If Lucinda was at all shocked that Hermione had mentioned the "savior of the wizarding world" and the sitting Minister for Magic in the same breath by their first names, she didn't show it. "Yaxley was well known for attempting to raise his status as a Dark wizard by any means necessary. He was a Hufflepuff, you know," she added.
"I didn't know!" Hermione said. "Not many Dark Badgers about."
"Very few of them in my experience. He's Sacred Twenty-Eight, and related to the Blacks, but his family was far from prosperous, so he used his Ministry job as a social-climbing ladder….and not very well." She paused. "I suspect he misses the status he had as an Inner Circle Death Eater, and is attempting to regain it."
"He's not exactly had much chance to do that in Azkaban for the last ten years, but he did just get paroled," Hermione said. "He wasn't on my docket, so I don't know the details of his trial or anything afterward."
"But you did have Herbert on your docket, didn't you?"
"Oh yes, and I apologize again, but I didn't like him, either. He was always looking me up and down in a very unpleasant way. I was glad to see the back of him."
"As was I. It was an arranged marriage, you understand; an alliance, if you will. He wanted an heir and I didn't provide one. And he had an unhealthy interest in our daughter."
"Oh. Yes. I rather—sorry, but I did think he seemed the sort. I didn't like the idea of him being at St. Mungo's but the Healers approved it. Er…what happened to your daughter? I recall an Avery being in Slytherin, a couple of years ahead of me; we were in an extra-credit Runes seminar together."
Lucinda sat her tea cup down. "Lucius assisted me in sending her away to California after she got out of Hogwarts. She's visited here several times and is doing quite well; she married one of those Information Processing wizards in San Francisco."
"Oh, that's a relief," Hermione said. "I'm always glad to hear that someone was able to completely avoid the war. I wish I could have, honestly."

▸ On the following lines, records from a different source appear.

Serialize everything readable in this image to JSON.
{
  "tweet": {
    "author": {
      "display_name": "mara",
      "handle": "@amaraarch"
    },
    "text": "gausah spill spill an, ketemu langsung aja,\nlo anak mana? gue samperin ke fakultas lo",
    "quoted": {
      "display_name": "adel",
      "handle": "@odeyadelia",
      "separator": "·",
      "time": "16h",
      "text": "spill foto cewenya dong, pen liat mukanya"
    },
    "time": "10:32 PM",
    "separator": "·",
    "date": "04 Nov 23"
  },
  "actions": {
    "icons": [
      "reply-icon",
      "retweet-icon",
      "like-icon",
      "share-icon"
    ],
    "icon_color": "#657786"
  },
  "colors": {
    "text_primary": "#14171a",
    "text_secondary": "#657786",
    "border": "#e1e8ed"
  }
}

"I'm sorry that you did not," Lucinda said. "But may I add that I and many of the others—and by that I mean wizarding society—are most grateful to you and your friends for your heroism."
Hermione blushed. "It's, er, been a while since I was formally thanked, but you are welcome. It's not as if we gave much forethought to being heroic. I just did what was necessary at the time."
"If you'll forgive me…I think it's possible that is what Walden is doing."